Neue Banking-Schadsoftware liest Datenverkehr mit

Originalartikel von Joie Salvio, Threat Response Engineer

Im Jahr 2013 sichteten die Sicherheitsforscher von Trend Micro nahezu ein Million neuer Banking-Schädlingsvarianten – doppelt soviele wie im Jahr zuvor. Und es werden immer mehr.
Ein paar Wochen nachdem eine Banking-Schadsoftware entdeckt wurde, die eine Windows-Sicherheitsfunktionalität ausnutzt, gibt es wieder eine neue Malware. Die auffälligste Fähigkeit von EMOTET besteht darin, dass sie Netzwerkaktivitäten „ausschnüffelt“, um Informationen zu klauen.

Die Spam Connection

EMOTET-Varianten verbreiten sich über Spam-Nachrichten, die häufig vorgeben, Banküberweisungen oder Rechnungen zu sein. Die Empfänger der E-Mails sollen auf die mitgelieferten Links klicken, in dem Glauben, es handle sich um Finanztransaktiionen. Die Links führen schließlich zum Download von EMOTET-Varianten auf das System.

Diebstahl über Netzwerk-Sniffing

Sobald die Malware im System ist, lädt sie ihre Komponentendateien herunter, einschließlich einer Konfigurationsdatei, die Informationen zu den anvisierten Banken enthält. Die Analyse der Schadsoftware zeigt, dass bestimmte Banken aus Deutschland in der Liste der überwachten Websites standen. Die Konfigurationsdatei kann unterschiedlich sein, wie auch die Informationen über die überwachten Banken.

Des Weiteren wird eine .DLL-Datei heruntergeladen, die in alle Prozesse eingefügt wird und für das Aufzeichnen des ausgehenden Netzwerkverkehrs zuständig ist. Wird die Datei in einen Browser eingefügt, so vergleicht sie die Site, auf die sie zugreift, mit den Zeichenketten aus der vorher heruntergeladenen Konfigurationsdatei. Gibt es eine Übereinstimmung, so fügt die Schadsoftware die Informationen zusammen, indem sie auf die URL zugreigt und Daten verschickt. Die Malware speichert den gesamten Inhalt der Website, sodass alle Daten geklaut und gespeichert werden können.
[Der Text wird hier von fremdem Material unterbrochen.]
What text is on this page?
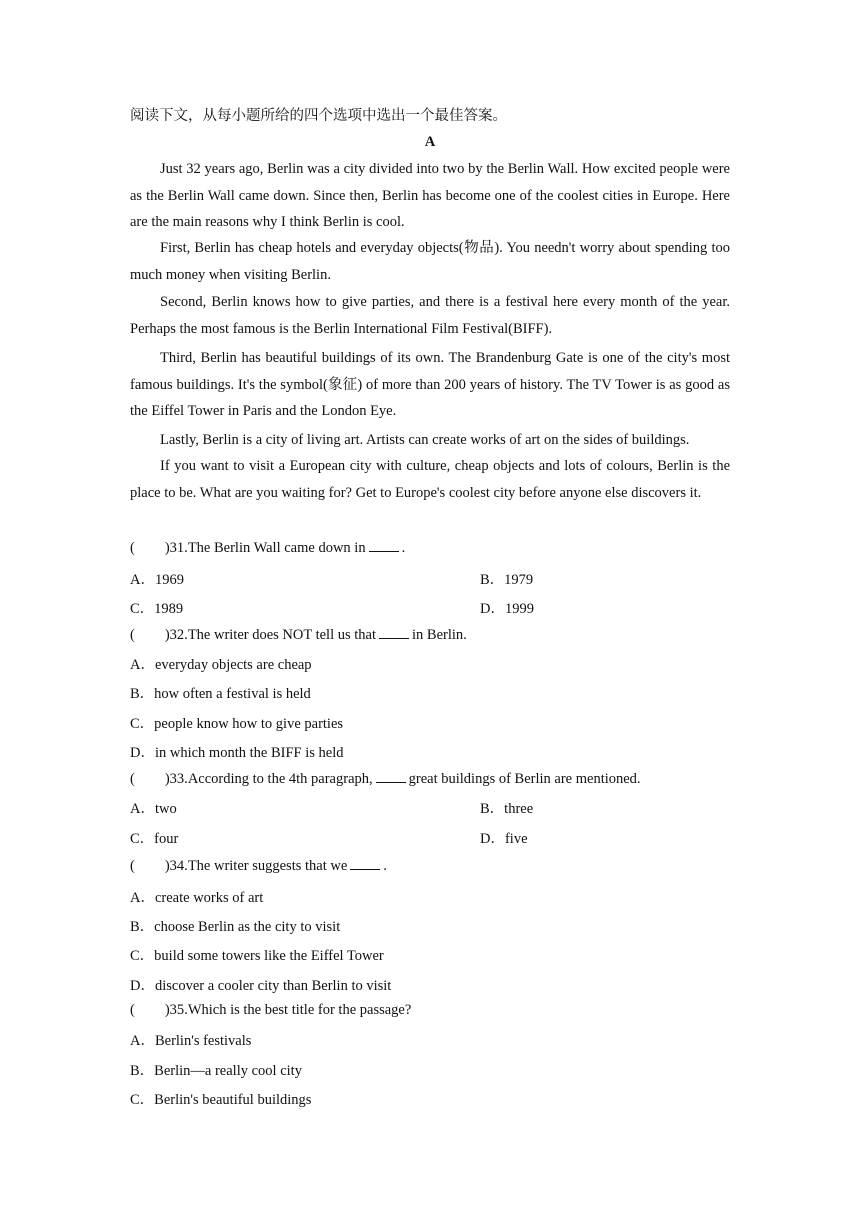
阅读下文，从每小题所给的四个选项中选出一个最佳答案。
A

Just 32 years ago, Berlin was a city divided into two by the Berlin Wall. How excited people were as the Berlin Wall came down. Since then, Berlin has become one of the coolest cities in Europe. Here are the main reasons why I think Berlin is cool.

First, Berlin has cheap hotels and everyday objects(物品). You needn't worry about spending too much money when visiting Berlin.

Second, Berlin knows how to give parties, and there is a festival here every month of the year. Perhaps the most famous is the Berlin International Film Festival(BIFF).

Third, Berlin has beautiful buildings of its own. The Brandenburg Gate is one of the city's most famous buildings. It's the symbol(象征) of more than 200 years of history. The TV Tower is as good as the Eiffel Tower in Paris and the London Eye.

Lastly, Berlin is a city of living art. Artists can create works of art on the sides of buildings.

If you want to visit a European city with culture, cheap objects and lots of colours, Berlin is the place to be. What are you waiting for? Get to Europe's coolest city before anyone else discovers it.

( )31.The Berlin Wall came down in .
A．1969	B．1979
C．1989	D．1999
( )32.The writer does NOT tell us that in Berlin.
A．everyday objects are cheap
B．how often a festival is held
C．people know how to give parties
D．in which month the BIFF is held
( )33.According to the 4th paragraph, great buildings of Berlin are mentioned.
A．two	B．three
C．four	D．five
( )34.The writer suggests that we .
A．create works of art
B．choose Berlin as the city to visit
C．build some towers like the Eiffel Tower
D．discover a cooler city than Berlin to visit
( )35.Which is the best title for the passage?
A．Berlin's festivals
B．Berlin—a really cool city
C．Berlin's beautiful buildings
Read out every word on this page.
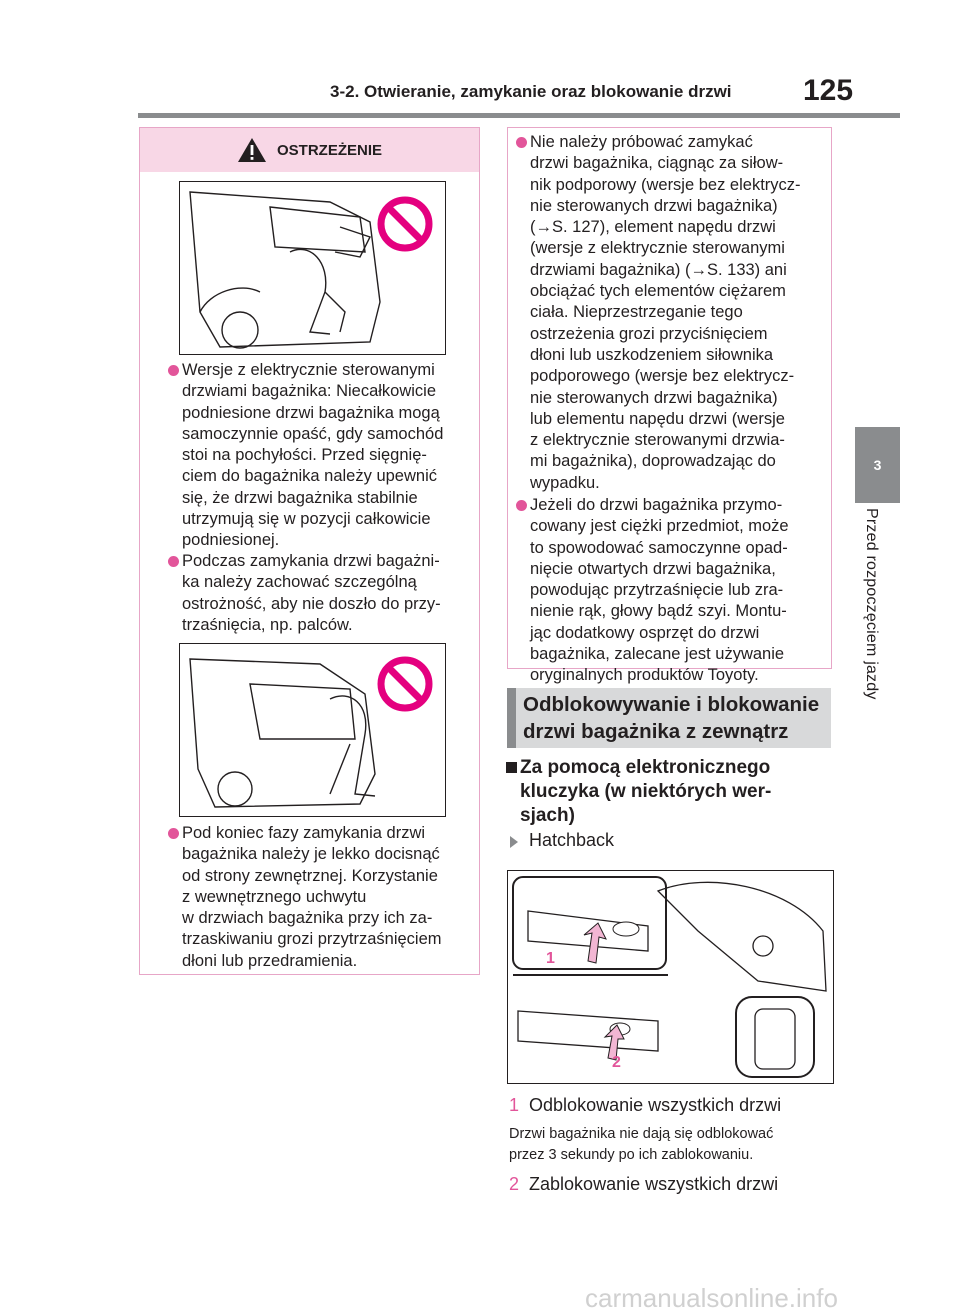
3-2. Otwieranie, zamykanie oraz blokowanie drzwi 125
3
Przed rozpoczęciem jazdy
OSTRZEŻENIE
Wersje z elektrycznie sterowanymi
drzwiami bagażnika: Niecałkowicie
podniesione drzwi bagażnika mogą
samoczynnie opaść, gdy samochód
stoi na pochyłości. Przed sięgnię-
ciem do bagażnika należy upewnić
się, że drzwi bagażnika stabilnie
utrzymują się w pozycji całkowicie
podniesionej.
Podczas zamykania drzwi bagażni-
ka należy zachować szczególną
ostrożność, aby nie doszło do przy-
trzaśnięcia, np. palców.
Pod koniec fazy zamykania drzwi
bagażnika należy je lekko docisnąć
od strony zewnętrznej. Korzystanie
z wewnętrznego uchwytu
w drzwiach bagażnika przy ich za-
trzaskiwaniu grozi przytrzaśnięciem
dłoni lub przedramienia.
Nie należy próbować zamykać
drzwi bagażnika, ciągnąc za siłow-
nik podporowy (wersje bez elektrycz-
nie sterowanych drzwi bagażnika)
(→S. 127), element napędu drzwi
(wersje z elektrycznie sterowanymi
drzwiami bagażnika) (→S. 133) ani
obciążać tych elementów ciężarem
ciała. Nieprzestrzeganie tego
ostrzeżenia grozi przyciśnięciem
dłoni lub uszkodzeniem siłownika
podporowego (wersje bez elektrycz-
nie sterowanych drzwi bagażnika)
lub elementu napędu drzwi (wersje
z elektrycznie sterowanymi drzwia-
mi bagażnika), doprowadzając do
wypadku.
Jeżeli do drzwi bagażnika przymo-
cowany jest ciężki przedmiot, może
to spowodować samoczynne opad-
nięcie otwartych drzwi bagażnika,
powodując przytrzaśnięcie lub zra-
nienie rąk, głowy bądź szyi. Montu-
jąc dodatkowy osprzęt do drzwi
bagażnika, zalecane jest używanie
oryginalnych produktów Toyoty.
Odblokowywanie i blokowanie
drzwi bagażnika z zewnątrz
Za pomocą elektronicznego
kluczyka (w niektórych wer-
sjach)
Hatchback
1
2
1 Odblokowanie wszystkich drzwi
Drzwi bagażnika nie dają się odblokować
przez 3 sekundy po ich zablokowaniu.
2 Zablokowanie wszystkich drzwi
carmanualsonline.info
EMOTET kann auch Daten ausschnüffeln, die über gesicherte Verbindungen gesendet werden, denn der Schädling hängt sich in die folgenden Netzwerk-APIs ein, um den Verkehr zu überwachen:

  • PR_OpenTcpSocket
  • PR_Write
  • PR_Close
  • PR_GetNameForIndentity
  • Closesocket
  • Connect
  • Send
  • WsaSend

Die Versuche der Sicherheitsforscher sich anzumelden, wurden alle von der Schadsoftware mitgeschnitten, obwohl die Site HTTPS nutzte.



Bild 1 und 2. Login-Versuch wird von der Schadsoftware abgefangen

Diese Methode des Informationsdiebstahls hebt sich von denen anderer Banking-Malware ab, denn letztere bauen meist auf Techniken des Einschleusens in Formularfelder oder auf Phishing-Seiten. Das Mitlesen des Netzwerkverkehrs können Nutzer nur schwer erkennen, denn es gibt keine verdächtigen Aktivitäten oder sichtbare Veränderungen (wie etwa zusätzliche Formularfelder). Die Tatsache, dass den Schädling auch anscheinend sichere Verbindungen wie HTTPS nicht abhalten, erhöht das Risiko des unbemerkten Diebstahls von Bankinformationen der Kunden.

Ausnutzen von Registry-Einträgen

Registry-Einträge spielen eine bedeutende Rolle in den EMOTET-Routinen. Die heruntergeladenen Komponentendateien werden in separate Einträge abgelegt. Auch die geklauten Informationen werden nach deren Verschlüsselung in einem Registry-Eintrag gespeichert.

Dies lässt sich als Verschleierungstaktik deuten. Der übliche Benutzer prüft nur selten die Registry-Einträge auf mögliche verdächtige Aktivitäten, eher checkt er neue oder ungewöhnliche Dateien. Auch dient die Methode als Gegenmaßnahme gegen Datei-basierte AV-Entdeckung.

Trend Micro blockt alle damit zusammenhängenden Bedrohungen.

Zusätzliche Analysen von Rhena Inocencio und Marilyn Melliang.